Internationally, Ireland did not fare much better with a 4th-placed finish in the 6 Nations which would ultimately seal the fate of coach Eddie O'Sullivan. This was Ireland's lowest ever finish in the 6 Nations and was compounded by an embarrassing home loss to a rejuvenated Wales. Wallace gained brief substitute appearances against Scotland and England to gain his 7th and 8th international caps respectively.

Wallace was named in the Ireland squad for their summer tour games against the Barbarians, New Zealand and Australia. In the Barbarians game Wallace started at out-half and gave an accomplished display in Ireland's 39–14 win. Having previously been named on the bench for the test against New Zealand in Wellington the withdrawal of Leinster's Luke Fitzgerald gave Wallace a start in number 12 jersey. He did not disappoint scoring Ireland's only try in a brave 21–11 loss which heralded a return to what Ireland had always been capable of but had been repressed in the last 12 months of O'Sullivan's tenure. Wallace also played in the following weekend's encounter with the Wallabies with Ireland losing the game 18–12.

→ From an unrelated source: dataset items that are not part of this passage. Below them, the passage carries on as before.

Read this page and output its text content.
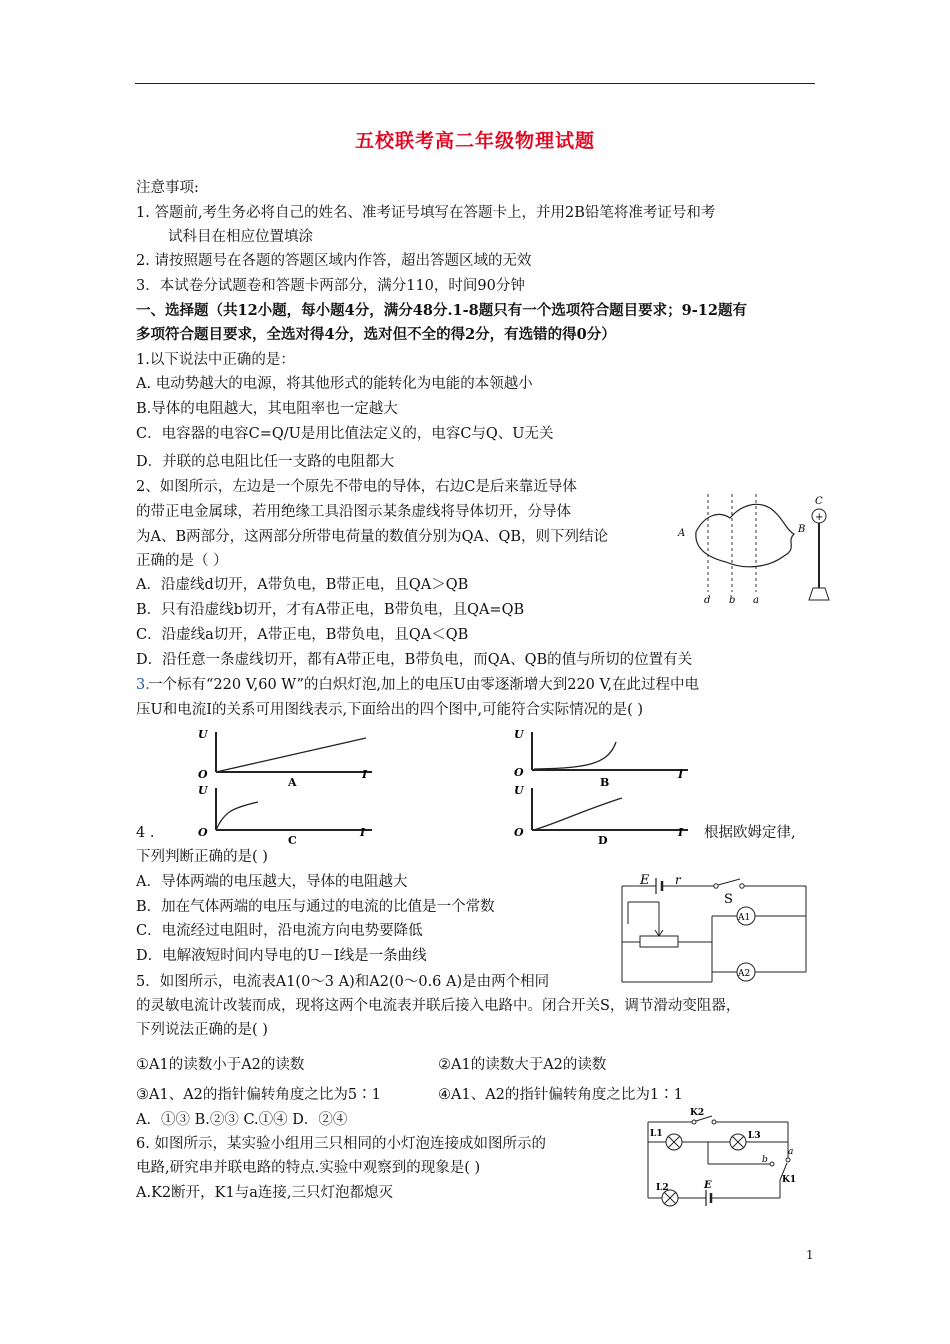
五校联考高二年级物理试题
注意事项:
1. 答题前,考生务必将自己的姓名、准考证号填写在答题卡上，并用2B铅笔将准考证号和考
试科目在相应位置填涂
2. 请按照题号在各题的答题区域内作答，超出答题区域的无效
3．本试卷分试题卷和答题卡两部分，满分110，时间90分钟
一、选择题（共12小题，每小题4分，满分48分.1-8题只有一个选项符合题目要求；9-12题有
多项符合题目要求，全选对得4分，选对但不全的得2分，有选错的得0分）
1.以下说法中正确的是：
A. 电动势越大的电源，将其他形式的能转化为电能的本领越小
B.导体的电阻越大，其电阻率也一定越大
C．电容器的电容C=Q/U是用比值法定义的，电容C与Q、U无关
D．并联的总电阻比任一支路的电阻都大
2、如图所示，左边是一个原先不带电的导体，右边C是后来靠近导体
的带正电金属球，若用绝缘工具沿图示某条虚线将导体切开，分导体
为A、B两部分，这两部分所带电荷量的数值分别为QA、QB，则下列结论
正确的是（ ）
A．沿虚线d切开，A带负电，B带正电，且QA＞QB
B．只有沿虚线b切开，才有A带正电，B带负电，且QA=QB
C．沿虚线a切开，A带正电，B带负电，且QA＜QB
D．沿任意一条虚线切开，都有A带正电，B带负电，而QA、QB的值与所切的位置有关
A	B
d b a
C
+
3.
一个标有“220 V,60 W”的白炽灯泡,加上的电压U由零逐渐增大到220 V,在此过程中电
压U和电流I的关系可用图线表示,下面给出的四个图中,可能符合实际情况的是( )
U
O	I
A
U
O	I
B
U
O	I
C
U
O	I
D
4 .	根据欧姆定律,
下列判断正确的是( )
A．导体两端的电压越大，导体的电阻越大
B．加在气体两端的电压与通过的电流的比值是一个常数
C．电流经过电阻时，沿电流方向电势要降低
D．电解液短时间内导电的U－I线是一条曲线
E r
S
A1
A2
5．如图所示，电流表A1(0～3 A)和A2(0～0.6 A)是由两个相同
的灵敏电流计改装而成，现将这两个电流表并联后接入电路中。闭合开关S，调节滑动变阻器，
下列说法正确的是( )
①A1的读数小于A2的读数	②A1的读数大于A2的读数
③A1、A2的指针偏转角度之比为5∶1	④A1、A2的指针偏转角度之比为1∶1
A．①③ B.②③ C.①④ D．②④
6. 如图所示，某实验小组用三只相同的小灯泡连接成如图所示的
电路,研究串并联电路的特点.实验中观察到的现象是( )
A.K2断开，K1与a连接,三只灯泡都熄灭
K2
L1	L3
L2	E	K1
a
b
1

Following on from his fine form in the 2007/08 season, he began the 2008/09 season in equally good form for Ulster; playing most of his rugby once again as an Inside Centre. His club form was so good that, even with a fit-again Gordon D'Arcy, he was named as Ireland's starting number 12 for the 2009 Six Nations. Although he lost his starting berth for the final two matches of the campaign, he was a valuable member of the victorious Ireland team that won the 2009 Six Nations Championship and Grand Slam, their first Grand Slam in 61 years. There was massive relief for Wallace after Stephen Jones missed a late penalty awarded when Wallace clumsily strayed offside at a ruck. His shirt that he wore (12) was made up of tiny signatures of Irish fans the first being his son.

==2011/12 season==
Wallace was chosen for the 2011 Rugby World Cup and played two games but missed the 2012 Six Nations Championship through injury. He played 9 times for Ulster Rugby in the league scoring 3 tries.